6. Go to track– If you are scared of big distances and can only manage short bursts, this might be the type of session best suited to you. A running track is 400 meters in distance and has few distractions or obstacles, so is the perfect place to build in confidence. The surface of a running track minimizes impact on the body and due to its absolute flatness lowers your chance of tripping. Most tracks have quiet times when the elite athletes are not training, and many have beginners sessions too so do not write this off as an option.
7. Run a Loop – To make things as simple as possible why not create a 3-mile loop from your very own front door and back. No time wasted getting to your running route, no chance of getting lost, all you have to do is leave your house. The aim is to try and improve your time each time you run that very same loop. When you know where you are running and can set milestones it becomes easier to asses your improvements and gain in confidence, running in your community is a great way of facing your fears whilst inspiring others too.
8. Buy a pedometer – So technically speaking this is more a walking task, but the recommendation for good health is to walk 10,000 steps per day. By using a pedometer you can measure just how inactive you are, you can then set yourself the task of completing the steps each day. Once you have done that for a while you will have got into the habit of pushing yourself beyond your normal levels of activity…then the next step is moving your power-walking up to a run.
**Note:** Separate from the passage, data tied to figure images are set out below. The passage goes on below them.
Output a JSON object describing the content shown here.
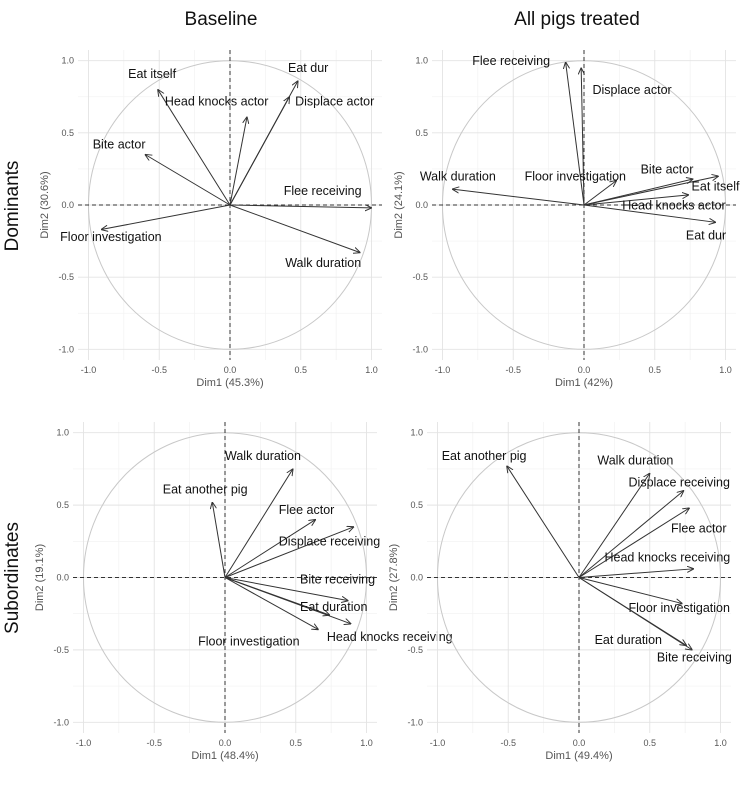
{
  "figure": {
    "col_titles": [
      "Baseline",
      "All pigs treated"
    ],
    "row_titles": [
      "Dominants",
      "Subordinates"
    ]
  },
  "chart_data": [
    {
      "type": "scatter",
      "id": "dominants-baseline",
      "title": "",
      "xlabel": "Dim1 (45.3%)",
      "ylabel": "Dim2 (30.6%)",
      "xlim": [
        -1.0,
        1.0
      ],
      "ylim": [
        -1.0,
        1.0
      ],
      "xticks": [
        "-1.0",
        "-0.5",
        "0.0",
        "0.5",
        "1.0"
      ],
      "yticks": [
        "-1.0",
        "-0.5",
        "0.0",
        "0.5",
        "1.0"
      ],
      "vectors": [
        {
          "label": "Eat itself",
          "x": -0.51,
          "y": 0.8,
          "lx": -0.72,
          "ly": 0.88
        },
        {
          "label": "Head knocks actor",
          "x": 0.12,
          "y": 0.61,
          "lx": -0.46,
          "ly": 0.69
        },
        {
          "label": "Eat dur",
          "x": 0.48,
          "y": 0.86,
          "lx": 0.41,
          "ly": 0.92
        },
        {
          "label": "Displace actor",
          "x": 0.42,
          "y": 0.75,
          "lx": 0.46,
          "ly": 0.69
        },
        {
          "label": "Bite actor",
          "x": -0.6,
          "y": 0.35,
          "lx": -0.97,
          "ly": 0.39
        },
        {
          "label": "Flee receiving",
          "x": 1.0,
          "y": -0.02,
          "lx": 0.38,
          "ly": 0.07
        },
        {
          "label": "Floor investigation",
          "x": -0.91,
          "y": -0.17,
          "lx": -1.2,
          "ly": -0.25
        },
        {
          "label": "Walk duration",
          "x": 0.92,
          "y": -0.33,
          "lx": 0.39,
          "ly": -0.43
        }
      ]
    },
    {
      "type": "scatter",
      "id": "dominants-treated",
      "title": "",
      "xlabel": "Dim1 (42%)",
      "ylabel": "Dim2 (24.1%)",
      "xlim": [
        -1.0,
        1.0
      ],
      "ylim": [
        -1.0,
        1.0
      ],
      "xticks": [
        "-1.0",
        "-0.5",
        "0.0",
        "0.5",
        "1.0"
      ],
      "yticks": [
        "-1.0",
        "-0.5",
        "0.0",
        "0.5",
        "1.0"
      ],
      "vectors": [
        {
          "label": "Flee receiving",
          "x": -0.13,
          "y": 0.99,
          "lx": -0.79,
          "ly": 0.97
        },
        {
          "label": "Displace actor",
          "x": -0.02,
          "y": 0.95,
          "lx": 0.06,
          "ly": 0.77
        },
        {
          "label": "Walk duration",
          "x": -0.93,
          "y": 0.11,
          "lx": -1.16,
          "ly": 0.17
        },
        {
          "label": "Floor investigation",
          "x": 0.23,
          "y": 0.17,
          "lx": -0.42,
          "ly": 0.17
        },
        {
          "label": "Bite actor",
          "x": 0.77,
          "y": 0.18,
          "lx": 0.4,
          "ly": 0.22
        },
        {
          "label": "Eat itself",
          "x": 0.95,
          "y": 0.2,
          "lx": 0.76,
          "ly": 0.1
        },
        {
          "label": "Head knocks actor",
          "x": 0.74,
          "y": 0.07,
          "lx": 0.27,
          "ly": -0.03
        },
        {
          "label": "Eat dur",
          "x": 0.93,
          "y": -0.12,
          "lx": 0.72,
          "ly": -0.24
        }
      ]
    },
    {
      "type": "scatter",
      "id": "subordinates-baseline",
      "title": "",
      "xlabel": "Dim1 (48.4%)",
      "ylabel": "Dim2 (19.1%)",
      "xlim": [
        -1.0,
        1.0
      ],
      "ylim": [
        -1.0,
        1.0
      ],
      "xticks": [
        "-1.0",
        "-0.5",
        "0.0",
        "0.5",
        "1.0"
      ],
      "yticks": [
        "-1.0",
        "-0.5",
        "0.0",
        "0.5",
        "1.0"
      ],
      "vectors": [
        {
          "label": "Walk duration",
          "x": 0.48,
          "y": 0.75,
          "lx": 0.0,
          "ly": 0.81
        },
        {
          "label": "Eat another pig",
          "x": -0.09,
          "y": 0.52,
          "lx": -0.44,
          "ly": 0.58
        },
        {
          "label": "Flee actor",
          "x": 0.64,
          "y": 0.4,
          "lx": 0.38,
          "ly": 0.44
        },
        {
          "label": "Displace receiving",
          "x": 0.91,
          "y": 0.35,
          "lx": 0.38,
          "ly": 0.22
        },
        {
          "label": "Bite receiving",
          "x": 0.87,
          "y": -0.16,
          "lx": 0.53,
          "ly": -0.04
        },
        {
          "label": "Eat duration",
          "x": 0.74,
          "y": -0.26,
          "lx": 0.53,
          "ly": -0.23
        },
        {
          "label": "Head knocks receiving",
          "x": 0.89,
          "y": -0.32,
          "lx": 0.72,
          "ly": -0.44
        },
        {
          "label": "Floor investigation",
          "x": 0.66,
          "y": -0.36,
          "lx": -0.19,
          "ly": -0.47
        }
      ]
    },
    {
      "type": "scatter",
      "id": "subordinates-treated",
      "title": "",
      "xlabel": "Dim1 (49.4%)",
      "ylabel": "Dim2 (27.8%)",
      "xlim": [
        -1.0,
        1.0
      ],
      "ylim": [
        -1.0,
        1.0
      ],
      "xticks": [
        "-1.0",
        "-0.5",
        "0.0",
        "0.5",
        "1.0"
      ],
      "yticks": [
        "-1.0",
        "-0.5",
        "0.0",
        "0.5",
        "1.0"
      ],
      "vectors": [
        {
          "label": "Eat another pig",
          "x": -0.51,
          "y": 0.77,
          "lx": -0.97,
          "ly": 0.81
        },
        {
          "label": "Walk duration",
          "x": 0.5,
          "y": 0.72,
          "lx": 0.13,
          "ly": 0.78
        },
        {
          "label": "Displace receiving",
          "x": 0.74,
          "y": 0.6,
          "lx": 0.35,
          "ly": 0.63
        },
        {
          "label": "Flee actor",
          "x": 0.78,
          "y": 0.48,
          "lx": 0.65,
          "ly": 0.31
        },
        {
          "label": "Head knocks receiving",
          "x": 0.81,
          "y": 0.06,
          "lx": 0.18,
          "ly": 0.11
        },
        {
          "label": "Floor investigation",
          "x": 0.73,
          "y": -0.18,
          "lx": 0.35,
          "ly": -0.24
        },
        {
          "label": "Eat duration",
          "x": 0.76,
          "y": -0.47,
          "lx": 0.11,
          "ly": -0.46
        },
        {
          "label": "Bite receiving",
          "x": 0.8,
          "y": -0.5,
          "lx": 0.55,
          "ly": -0.58
        }
      ]
    }
  ]
}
9. Play games with your kids – Your kids are the people most likely to appreciate you being able to run and least likely to laugh at you, and whilst you are running around with your kids I dare any other soul to laugh or poke fun at you. So playing a game with your children is actually a safe environment to build confidence. So lets think about some suitable games… relay races, run outs, british bulldog, rounders, off ground touch, traffic lights…find your inner child again. If you don’t have kids borrow someone else’s, but remember to ask first!!
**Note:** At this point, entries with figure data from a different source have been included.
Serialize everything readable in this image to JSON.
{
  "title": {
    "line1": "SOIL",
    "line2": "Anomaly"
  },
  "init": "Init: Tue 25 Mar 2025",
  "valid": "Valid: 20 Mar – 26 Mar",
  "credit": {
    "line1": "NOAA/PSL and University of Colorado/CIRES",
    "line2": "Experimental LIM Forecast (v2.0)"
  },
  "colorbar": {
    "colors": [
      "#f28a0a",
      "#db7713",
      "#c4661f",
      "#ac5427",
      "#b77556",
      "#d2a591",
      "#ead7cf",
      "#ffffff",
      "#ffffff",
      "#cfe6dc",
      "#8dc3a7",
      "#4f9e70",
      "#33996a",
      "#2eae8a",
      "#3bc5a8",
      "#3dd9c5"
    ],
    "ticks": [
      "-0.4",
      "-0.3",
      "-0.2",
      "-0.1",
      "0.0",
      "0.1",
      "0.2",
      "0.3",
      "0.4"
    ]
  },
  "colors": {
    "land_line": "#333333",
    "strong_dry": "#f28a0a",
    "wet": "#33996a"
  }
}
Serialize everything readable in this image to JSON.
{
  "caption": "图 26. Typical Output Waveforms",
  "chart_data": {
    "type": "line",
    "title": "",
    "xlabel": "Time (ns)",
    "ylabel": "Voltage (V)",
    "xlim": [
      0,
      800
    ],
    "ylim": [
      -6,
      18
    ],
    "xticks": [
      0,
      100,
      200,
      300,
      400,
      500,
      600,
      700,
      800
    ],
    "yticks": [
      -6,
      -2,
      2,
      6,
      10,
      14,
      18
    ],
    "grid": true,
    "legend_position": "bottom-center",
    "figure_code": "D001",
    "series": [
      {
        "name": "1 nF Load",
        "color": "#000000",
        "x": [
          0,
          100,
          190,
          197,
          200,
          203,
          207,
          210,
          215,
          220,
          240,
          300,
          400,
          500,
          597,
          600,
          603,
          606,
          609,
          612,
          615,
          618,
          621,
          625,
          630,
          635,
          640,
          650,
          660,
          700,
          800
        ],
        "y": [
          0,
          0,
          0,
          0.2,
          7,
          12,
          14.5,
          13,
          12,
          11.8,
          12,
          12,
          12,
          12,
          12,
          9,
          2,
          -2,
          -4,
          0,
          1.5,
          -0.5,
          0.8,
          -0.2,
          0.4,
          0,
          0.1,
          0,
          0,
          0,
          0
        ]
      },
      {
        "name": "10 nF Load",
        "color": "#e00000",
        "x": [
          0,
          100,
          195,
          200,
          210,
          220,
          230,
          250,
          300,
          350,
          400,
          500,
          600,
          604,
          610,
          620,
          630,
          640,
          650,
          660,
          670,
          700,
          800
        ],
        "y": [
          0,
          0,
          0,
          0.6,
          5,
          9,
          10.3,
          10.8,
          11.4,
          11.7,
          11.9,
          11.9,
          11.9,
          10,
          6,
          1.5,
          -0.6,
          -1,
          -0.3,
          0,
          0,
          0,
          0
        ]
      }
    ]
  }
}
10. Lose some weight first – Running is tough, not just physically but psychologically too so its no wonder overweight people tend to dismiss it as a way of getting fit. If you have a significant amount of weight to lose and feel that your size and fitness levels are holding you back why not try and lose some weight and improve fitness first through a programme of more gentle exercise like swimming, cycling or cross-training. Combined with more conscious eating with healthier foods even a month of this could really make the running a little easier, but do not think that you have to lose weight to be able to run…it does make it a little easier though.